M2 student position for 2025
M2 internship to study mRNA degradation
A position to study the biochemistry and molecular biology of RNA degradation in the pathogenic yeast Cryptococcus neoformans is available starting January 2025. Compared to Saccharomyces cerevisiae, a fantastic model for understanding mRNA degradation, C. neoformans retained splicing-related proteins, such as those composing the core exon-exon junction complex (EJC). Moreover, unlike in budding yeast, the presence of introns is an absolute requirement for gene expression. Finally, recent technical developments allow genetic manipulations of cryptococcal strains that was not possible until now.

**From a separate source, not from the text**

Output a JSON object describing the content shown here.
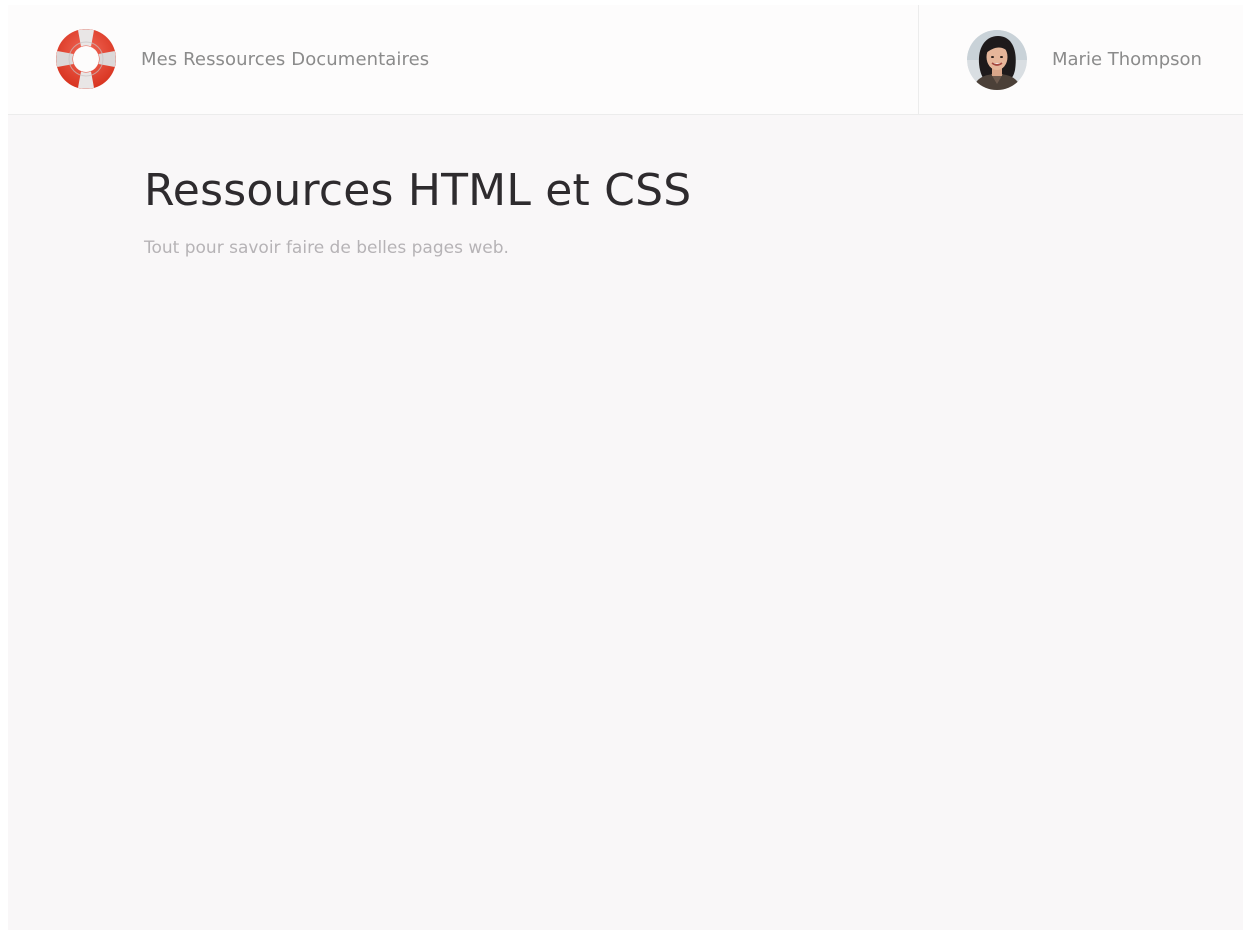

Outline of the project and its context
Title: Coordination of nuclear and cytoplasmic RNA quality control in Cryptococcus neoformans
Description: Nonsense-mediated mRNA decay (NMD) is a major degradation pathway that ensure a robust transcriptome and protects eukaryotic cells from viral infection. Our previous work in yeast, Saccharomyces cerevisiae, using large-scale genetics (Decourty et al., Nucl Acids Res, 2021) and interaction proteomics (Dehecq et al., EMBOJ, 2018) identified protein-protein interactions that are important for NMD and conserved from yeast to humans. This work also led to new hypotheses about fundamental mechanisms of RNA degradation (Audebert et al., bioRxiv 2023, in revision). We propose to use the distant pathogenic fungus, Cryptococcus neoformans, a Basidiomycete of major publich health importance, to investigate mechanisms of NMD that have been lost in S. cerevisiae. In particular, the exon junction complex (EJC) has been proposed to be essential to trigger NMD. Preliminary results on the role of this complex in C. neoformans indicated its importance in the use of correct RNA splicing signals, in conjuction with NMD degradation of aberrant splicing variants. We propose to investigate EJC and NMD complexes and their function in this organism and perform a comparative functional analysis with data from yeast to decipher molecular mechanisms of mRNA degradation that are either specific to branches of eukaryotic evolution or are universally conserved. These investigations will involve affinity purification of RNA-protein complexes, quantitative mass-spectrometry and RNA sequencing. Knowledge of these mechanisms can be useful in understanding the pathogeny of fungal infections, in developing new therapeutic strategies and in better understanding the molecular biology of gene expression in living cells.